On most of the southern Cape of South Africa, you see a lot of white quartzite of the Table Mountain Group. But when my wife and I were driving back to Cape Town from Hermanus (and Cape Agulhas), just after we stopped to check out Rooi Els, I saw something that was a dark green. It stood out! We were heading north on the R44, along the eastern shore of False Bay. When you’ve been down there for a couple of weeks and you see something that’s not white, then you think, “Huh, I should stop and check that out!”
Note all those white cobbles and boulders: quartzite, every single bloody last one of them!
The greenish gray rocks are Malmesbury Group sedimentary rocks of probable Neoproterozoic age, which we have seen previously, both at this outcrop and also exposed at Sea Point, where they are intruded by the 540 Ma Cape Granite. This outcrop stood out to my eye as we drove along the road because it was so differently colored than most of the rocks we had seen so far. I asked Lily to pull over so I could clamber down the slope and examine it. I’m pleased that I did, because I got nice clean looks at some original sedimentary structures exposed there, as well as some deformational overprints.
Here, for instance, is a nice crisp contact between fine-grained mudrock (left) and coarser-grained sandstone (right), the sort of thing that in turbidites typically indicates the base of a turbidite. If so, the younging direction is to the right, and we would expect to see a decrease in grain size in that direction…

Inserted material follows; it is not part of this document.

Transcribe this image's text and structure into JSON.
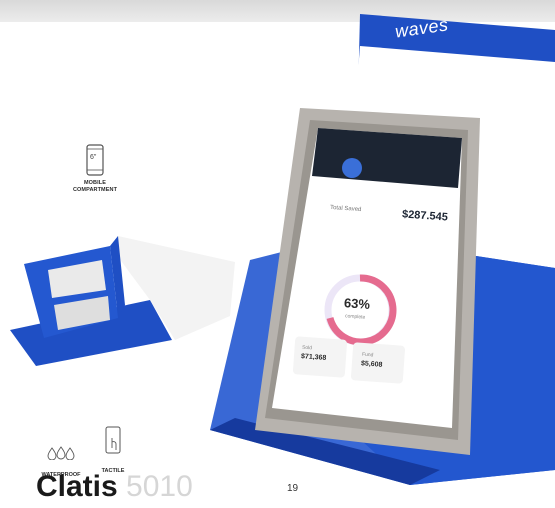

Now, this is pretty umambiguous: it’s a small batch of flame structures formed in soft-sediment deformation as a bolus of heavy sand got dumped atop goopy mud. The sand sagged downward and the mud squirted upward between the “pillows” of drooping sand.
Flame structures point to stratigraphic “up;” they are a great geopetal structure.
Next, we see a small sample showing the top of one turbidite (greenish gray and fine-grained) and the based of another, which is light tan-yellow in color. In the upper bed, you can see cross-bedding:
Annotated version, showing the clues and resulting interpretative information that can be squeezed from a rock like this:
But it wasn’t all primary fun and games at this location. There were some secondary (or tectonic) structures too. One that jumped out at me was a series of en echelon tension fractures infilled with some white mineral (quartz? I didn’t bother to identify it…):
Looking to the east, across the road, there were also folds distrupting the turbidite strata, and in the muddiest layers, some fabric development in the form of cleavage:
Your eye might be drawn to the colluvium at the far right (same stuff we saw at this outcrop last week), but that’s not why I took the photo. Instead, zoom in on the tilted layers of Malmesbury sediments, and note that the muddier layers appear to show a cleavage that dips steeply to the right (south). We can get closer (but not too close, as the traffic made it unsafe):
These strata are apparently on the limb of a fold – an anticline to the left (north), and/or a syncline to the right (south).
green is glauconite?
Probably chlorite due to burial metamorphism; that’s my guess.